President Tharman Shanmugaratnam currently holds four international appointments – chairman of the board of trustees of the Group of Thirty; member of the World Economic Forum’s board of trustees; co-chair of the Global Commission on the Economics of Water; and co-chair of the Advisory Board for the United Nations Human Development Report. [...]
DPM Wong said the Cabinet had deliberated over allowing Mr Tharman to continue holding his international appointments in his official capacity after he was elected, as it had been done before. Former president Tony Tan Keng Yam was a member of the honorary senate of the Foundation Lindau Nobel Laureate Meetings while he was in office.
In assessing invitations for the president to take on international appointments, the Cabinet will consider the commitments expected by the role, such as the meeting load and travel demands, said DPM Wong.

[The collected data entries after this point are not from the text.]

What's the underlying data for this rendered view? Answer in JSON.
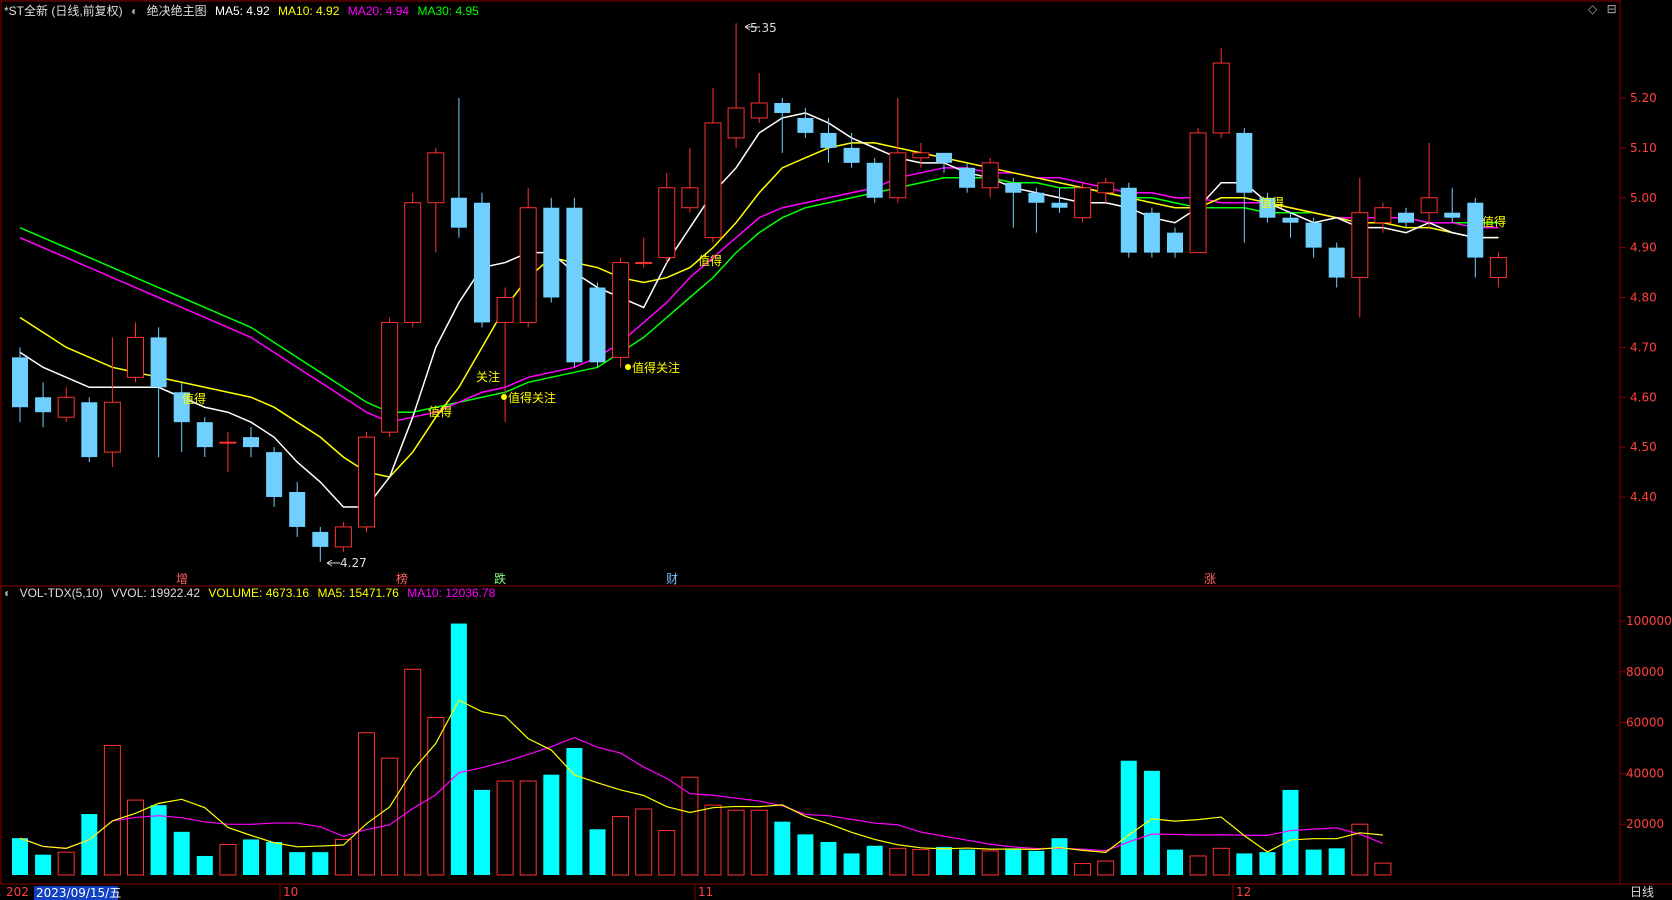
{
  "header": {
    "title": "*ST全新 (日线,前复权)",
    "indicator_name": "绝决绝主图",
    "ma5": "MA5: 4.92",
    "ma10": "MA10: 4.92",
    "ma20": "MA20: 4.94",
    "ma30": "MA30: 4.95"
  },
  "vol_header": {
    "name": "VOL-TDX(5,10)",
    "vvol": "VVOL: 19922.42",
    "volume": "VOLUME: 4673.16",
    "ma5": "MA5: 15471.76",
    "ma10": "MA10: 12036.78"
  },
  "price_axis": [
    "5.20",
    "5.10",
    "5.00",
    "4.90",
    "4.80",
    "4.70",
    "4.60",
    "4.50",
    "4.40"
  ],
  "vol_axis": [
    "100000",
    "80000",
    "60000",
    "40000",
    "20000"
  ],
  "markers": {
    "high": "5.35",
    "low": "4.27"
  },
  "event_tags": [
    "增",
    "榜",
    "跌",
    "财",
    "涨"
  ],
  "signals": [
    "值得",
    "关注",
    "值得",
    "值得关注",
    "值得关注",
    "值得",
    "值得",
    "值得"
  ],
  "date_axis": {
    "cursor_date": "2023/09/15/五",
    "left_partial": "202",
    "months": [
      "10",
      "11",
      "12"
    ]
  },
  "period_label": "日线",
  "colors": {
    "up": "#ff3030",
    "down": "#6fd0ff",
    "vol_down": "#00ffff",
    "ma5": "#ffffff",
    "ma10": "#ffff00",
    "ma20": "#ff00ff",
    "ma30": "#00ff00"
  },
  "chart_data": {
    "type": "candlestick",
    "ylim": [
      4.2,
      5.4
    ],
    "candles": [
      [
        4.68,
        4.58,
        4.7,
        4.55
      ],
      [
        4.6,
        4.57,
        4.63,
        4.54
      ],
      [
        4.56,
        4.6,
        4.62,
        4.55
      ],
      [
        4.59,
        4.48,
        4.6,
        4.47
      ],
      [
        4.49,
        4.59,
        4.72,
        4.46
      ],
      [
        4.64,
        4.72,
        4.75,
        4.63
      ],
      [
        4.72,
        4.62,
        4.74,
        4.48
      ],
      [
        4.61,
        4.55,
        4.63,
        4.49
      ],
      [
        4.55,
        4.5,
        4.56,
        4.48
      ],
      [
        4.51,
        4.51,
        4.53,
        4.45
      ],
      [
        4.52,
        4.5,
        4.54,
        4.48
      ],
      [
        4.49,
        4.4,
        4.5,
        4.38
      ],
      [
        4.41,
        4.34,
        4.43,
        4.32
      ],
      [
        4.33,
        4.3,
        4.34,
        4.27
      ],
      [
        4.3,
        4.34,
        4.35,
        4.29
      ],
      [
        4.34,
        4.52,
        4.53,
        4.33
      ],
      [
        4.53,
        4.75,
        4.76,
        4.52
      ],
      [
        4.75,
        4.99,
        5.01,
        4.74
      ],
      [
        4.99,
        5.09,
        5.1,
        4.89
      ],
      [
        5.0,
        4.94,
        5.2,
        4.92
      ],
      [
        4.99,
        4.75,
        5.01,
        4.74
      ],
      [
        4.75,
        4.8,
        4.82,
        4.55
      ],
      [
        4.75,
        4.98,
        5.02,
        4.74
      ],
      [
        4.98,
        4.8,
        5.0,
        4.79
      ],
      [
        4.98,
        4.67,
        5.0,
        4.66
      ],
      [
        4.82,
        4.67,
        4.83,
        4.66
      ],
      [
        4.68,
        4.87,
        4.88,
        4.66
      ],
      [
        4.87,
        4.87,
        4.92,
        4.86
      ],
      [
        4.88,
        5.02,
        5.05,
        4.87
      ],
      [
        4.98,
        5.02,
        5.1,
        4.97
      ],
      [
        4.92,
        5.15,
        5.22,
        4.91
      ],
      [
        5.12,
        5.18,
        5.35,
        5.1
      ],
      [
        5.16,
        5.19,
        5.25,
        5.15
      ],
      [
        5.19,
        5.17,
        5.2,
        5.09
      ],
      [
        5.16,
        5.13,
        5.18,
        5.12
      ],
      [
        5.13,
        5.1,
        5.16,
        5.07
      ],
      [
        5.1,
        5.07,
        5.13,
        5.06
      ],
      [
        5.07,
        5.0,
        5.08,
        4.99
      ],
      [
        5.0,
        5.09,
        5.2,
        4.99
      ],
      [
        5.08,
        5.09,
        5.11,
        5.06
      ],
      [
        5.09,
        5.07,
        5.09,
        5.05
      ],
      [
        5.06,
        5.02,
        5.07,
        5.01
      ],
      [
        5.02,
        5.07,
        5.08,
        5.0
      ],
      [
        5.03,
        5.01,
        5.04,
        4.94
      ],
      [
        5.01,
        4.99,
        5.02,
        4.93
      ],
      [
        4.99,
        4.98,
        5.02,
        4.97
      ],
      [
        4.96,
        5.02,
        5.03,
        4.95
      ],
      [
        5.01,
        5.03,
        5.04,
        4.99
      ],
      [
        5.02,
        4.89,
        5.03,
        4.88
      ],
      [
        4.97,
        4.89,
        4.98,
        4.88
      ],
      [
        4.93,
        4.89,
        4.94,
        4.88
      ],
      [
        4.89,
        5.13,
        5.14,
        4.89
      ],
      [
        5.13,
        5.27,
        5.3,
        5.12
      ],
      [
        5.13,
        5.01,
        5.14,
        4.91
      ],
      [
        5.0,
        4.96,
        5.01,
        4.95
      ],
      [
        4.96,
        4.95,
        4.97,
        4.92
      ],
      [
        4.95,
        4.9,
        4.96,
        4.88
      ],
      [
        4.9,
        4.84,
        4.91,
        4.82
      ],
      [
        4.84,
        4.97,
        5.04,
        4.76
      ],
      [
        4.95,
        4.98,
        4.99,
        4.93
      ],
      [
        4.97,
        4.95,
        4.98,
        4.94
      ],
      [
        4.97,
        5.0,
        5.11,
        4.94
      ],
      [
        4.97,
        4.96,
        5.02,
        4.95
      ],
      [
        4.99,
        4.88,
        5.0,
        4.84
      ],
      [
        4.84,
        4.88,
        4.89,
        4.82
      ]
    ],
    "volume": [
      14500,
      8000,
      9000,
      24000,
      51000,
      29500,
      27500,
      17000,
      7500,
      12000,
      14000,
      13000,
      9000,
      9000,
      14000,
      56000,
      46000,
      81000,
      62000,
      99000,
      33500,
      37000,
      37000,
      39500,
      50000,
      18000,
      23000,
      26000,
      17500,
      38500,
      27500,
      25500,
      25500,
      21000,
      16000,
      13000,
      8500,
      11500,
      10500,
      10000,
      11000,
      10000,
      9500,
      10500,
      9500,
      14500,
      4500,
      5500,
      45000,
      41000,
      10000,
      7500,
      10500,
      8500,
      9000,
      33500,
      10000,
      10500,
      20000,
      4673
    ],
    "ma5": [
      4.69,
      4.66,
      4.64,
      4.62,
      4.62,
      4.62,
      4.62,
      4.6,
      4.58,
      4.57,
      4.55,
      4.52,
      4.47,
      4.43,
      4.38,
      4.38,
      4.44,
      4.56,
      4.7,
      4.79,
      4.86,
      4.87,
      4.89,
      4.89,
      4.85,
      4.82,
      4.8,
      4.78,
      4.87,
      4.94,
      5.01,
      5.06,
      5.13,
      5.16,
      5.17,
      5.15,
      5.12,
      5.1,
      5.08,
      5.07,
      5.07,
      5.05,
      5.04,
      5.02,
      5.01,
      5.0,
      4.99,
      4.99,
      4.98,
      4.96,
      4.95,
      4.98,
      5.03,
      5.03,
      4.99,
      4.97,
      4.95,
      4.96,
      4.94,
      4.94,
      4.93,
      4.95,
      4.93,
      4.92,
      4.92
    ],
    "ma10": [
      4.76,
      4.73,
      4.7,
      4.68,
      4.66,
      4.65,
      4.64,
      4.63,
      4.62,
      4.61,
      4.6,
      4.58,
      4.55,
      4.52,
      4.48,
      4.45,
      4.44,
      4.49,
      4.56,
      4.62,
      4.7,
      4.78,
      4.84,
      4.88,
      4.87,
      4.86,
      4.84,
      4.83,
      4.84,
      4.86,
      4.9,
      4.95,
      5.01,
      5.06,
      5.08,
      5.1,
      5.11,
      5.11,
      5.1,
      5.09,
      5.08,
      5.07,
      5.06,
      5.05,
      5.04,
      5.03,
      5.02,
      5.01,
      5.0,
      4.99,
      4.98,
      4.98,
      5.0,
      5.0,
      4.99,
      4.98,
      4.97,
      4.96,
      4.95,
      4.95,
      4.94,
      4.94,
      4.93,
      4.92,
      4.92
    ],
    "ma20": [
      4.92,
      4.9,
      4.88,
      4.86,
      4.84,
      4.82,
      4.8,
      4.78,
      4.76,
      4.74,
      4.72,
      4.69,
      4.66,
      4.63,
      4.6,
      4.57,
      4.55,
      4.56,
      4.57,
      4.59,
      4.61,
      4.62,
      4.64,
      4.65,
      4.66,
      4.68,
      4.71,
      4.75,
      4.79,
      4.84,
      4.88,
      4.92,
      4.96,
      4.98,
      4.99,
      5.0,
      5.01,
      5.02,
      5.04,
      5.05,
      5.06,
      5.06,
      5.05,
      5.05,
      5.04,
      5.04,
      5.03,
      5.02,
      5.01,
      5.01,
      5.0,
      5.0,
      4.99,
      4.99,
      4.99,
      4.98,
      4.97,
      4.96,
      4.96,
      4.96,
      4.96,
      4.95,
      4.95,
      4.94,
      4.94
    ],
    "ma30": [
      4.94,
      4.92,
      4.9,
      4.88,
      4.86,
      4.84,
      4.82,
      4.8,
      4.78,
      4.76,
      4.74,
      4.71,
      4.68,
      4.65,
      4.62,
      4.59,
      4.57,
      4.57,
      4.58,
      4.59,
      4.6,
      4.61,
      4.63,
      4.64,
      4.65,
      4.66,
      4.69,
      4.72,
      4.76,
      4.8,
      4.84,
      4.89,
      4.93,
      4.96,
      4.98,
      4.99,
      5.0,
      5.01,
      5.02,
      5.03,
      5.04,
      5.04,
      5.04,
      5.03,
      5.03,
      5.02,
      5.02,
      5.01,
      5.0,
      5.0,
      4.99,
      4.98,
      4.98,
      4.98,
      4.97,
      4.97,
      4.97,
      4.96,
      4.96,
      4.96,
      4.96,
      4.95,
      4.95,
      4.95,
      4.95
    ]
  }
}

“This will ensure that the president’s holding of these roles remains to Singapore’s benefit and will not in any way affect his ability to exercise the rest of his constitutional duties,” he said. “The prime minister will likewise do the same for roles involving ministers.”
DPM Wong also answered MPs’ questions on how the Government defines whether such roles are in the national interest.
In general, taking on such a post should be helpful in advancing Singapore’s standing and interest on the international stage, and offer benefits to Singapore as a whole or the government agency overseeing the sector that organisation operates in.
The Bill was passed with Workers’ Party and Progress Singapore Party MPs recording their dissent.